On 5 May 1942, Hagen, who had previously served as a Nazi police official in Poland, was appointed to the position of political assistant of Carl Oberg, who commanded the SS and police forces in France, overseeing anti-Jewish matters as well as security under SS-Obersturmbannführer Helmut Knochen. Fluent in French, he was able to communicate Nazi demands directly to Vichy about the deportation of Jews and the fight against the resistance. In September 1944, he was transferred to Carinthia, Austria where he commanded an Einsatzkommando mobile death squad on the Yugoslav border.
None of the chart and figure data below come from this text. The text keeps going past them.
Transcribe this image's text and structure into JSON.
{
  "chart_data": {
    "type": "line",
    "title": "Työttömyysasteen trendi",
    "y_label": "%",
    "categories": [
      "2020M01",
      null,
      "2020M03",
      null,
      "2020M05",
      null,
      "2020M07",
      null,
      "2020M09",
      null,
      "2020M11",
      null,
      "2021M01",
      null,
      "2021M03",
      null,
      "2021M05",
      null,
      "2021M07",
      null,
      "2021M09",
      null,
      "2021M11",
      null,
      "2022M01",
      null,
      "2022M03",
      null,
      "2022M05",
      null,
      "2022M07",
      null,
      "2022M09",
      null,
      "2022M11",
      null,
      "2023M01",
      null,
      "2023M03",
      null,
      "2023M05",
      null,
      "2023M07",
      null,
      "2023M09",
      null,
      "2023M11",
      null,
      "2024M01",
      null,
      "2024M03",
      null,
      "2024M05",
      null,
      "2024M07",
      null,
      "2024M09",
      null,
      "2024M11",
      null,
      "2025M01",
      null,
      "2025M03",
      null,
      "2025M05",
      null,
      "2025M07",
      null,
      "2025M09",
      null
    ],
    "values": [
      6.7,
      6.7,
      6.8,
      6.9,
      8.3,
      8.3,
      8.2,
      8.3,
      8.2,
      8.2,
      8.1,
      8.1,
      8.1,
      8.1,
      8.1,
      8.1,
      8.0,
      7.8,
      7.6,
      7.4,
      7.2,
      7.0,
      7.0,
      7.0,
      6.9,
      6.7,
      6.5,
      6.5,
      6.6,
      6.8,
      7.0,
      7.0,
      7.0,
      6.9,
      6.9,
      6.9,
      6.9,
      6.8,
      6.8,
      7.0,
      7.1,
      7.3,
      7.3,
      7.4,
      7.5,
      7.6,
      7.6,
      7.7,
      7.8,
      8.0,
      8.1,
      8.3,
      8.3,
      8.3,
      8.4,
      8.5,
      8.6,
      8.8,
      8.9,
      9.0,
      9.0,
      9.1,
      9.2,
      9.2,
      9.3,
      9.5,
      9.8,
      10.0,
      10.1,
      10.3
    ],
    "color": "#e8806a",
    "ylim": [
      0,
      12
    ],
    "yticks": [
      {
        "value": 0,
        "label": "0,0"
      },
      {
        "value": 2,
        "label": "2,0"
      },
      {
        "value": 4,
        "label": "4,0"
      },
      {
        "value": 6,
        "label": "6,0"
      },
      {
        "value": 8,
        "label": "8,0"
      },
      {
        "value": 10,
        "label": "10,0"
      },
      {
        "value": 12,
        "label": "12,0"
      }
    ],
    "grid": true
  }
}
==Capture, trials, sentence and death==
On 13 May 1945, Hagen was captured by the British in Klagenfurt. He was handed by the British to the French occupation forces in November 1946, but was released on 4 March 1948. Because he belonged to the SS and SD, Hagen was sentenced to one and a half years in prison on 5 May 1948, which was considered served due to his time in internment. He managed to convince the court that he had only been active in intelligence analysis and espionage and denied knowing what was happening to those deported. The Law on Exemption from Punishment (amnesty law) of 1954 allowed him to find employment at a Cologne company and start a new career in industry.
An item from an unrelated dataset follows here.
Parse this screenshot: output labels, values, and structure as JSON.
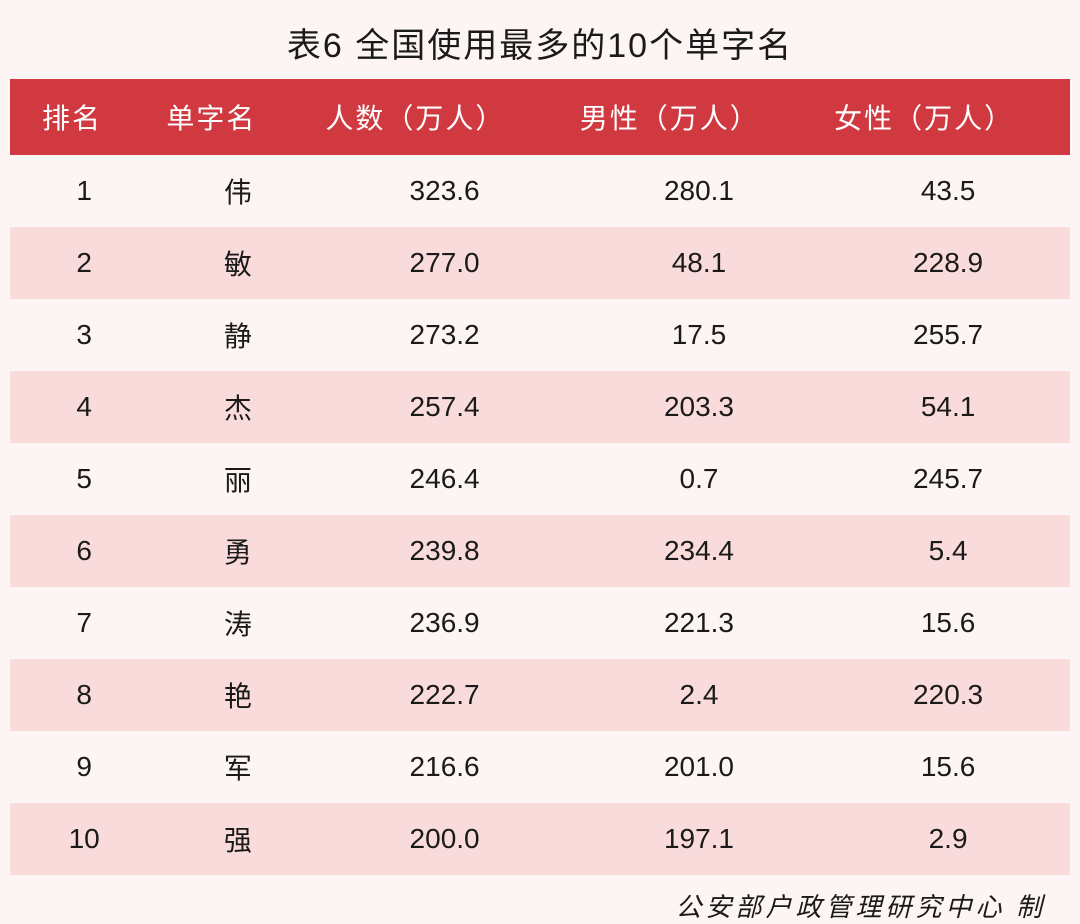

On 18 March 1955, in light of new evidence, a military court in Paris found him guilty of being instrumental in the deportation of the Jews from France, he was sentenced (in absentia) to lifelong forced labour. In 1964 he became managing director of a respected apparatus, equipment and service company in Warstein.

French lawyer and Nazi hunter Serge Klarsfeld, whose own father had been an Auschwitz victim, managed to track him down, alongside two other Nazi war criminals, after years of investigation. In 1980, after 15 months of trial, Herbert Hagen was tried and convicted by the 15th criminal chamber of the Cologne Higher Regional Court and sentenced to twelve years in prison on charges of ordering and administrating the deportation of Jews. During the trial, Klarsfeld, who had amassed thirteen volumes of documents linking the defendants to individual deportations, represented the French victims. The court learned that Hagen knew about the Nazi program to exterminate the Jews, was a central figure in its implementation and was heavily involved in the deportation of Jews from Occupied France. (Note: two other former Paris Gestapo men were tried and sentenced at the same time: Kurt Lischka, Gestapo chief in Paris, who was sentenced to 10 years, and Ernst Heinrichsohn, who worked in the Gestapo's "Jewish affairs" department in Paris, sentenced to six years.) It was concluded that during his period in command, 70,790 Jews were sent to concentration camps where at least 35,000 were murdered in the gas chamber.

Herbert Hagen served only four years of his twelve years sentence in prison before being set free, he died on 7 August 1999, in Rüthen.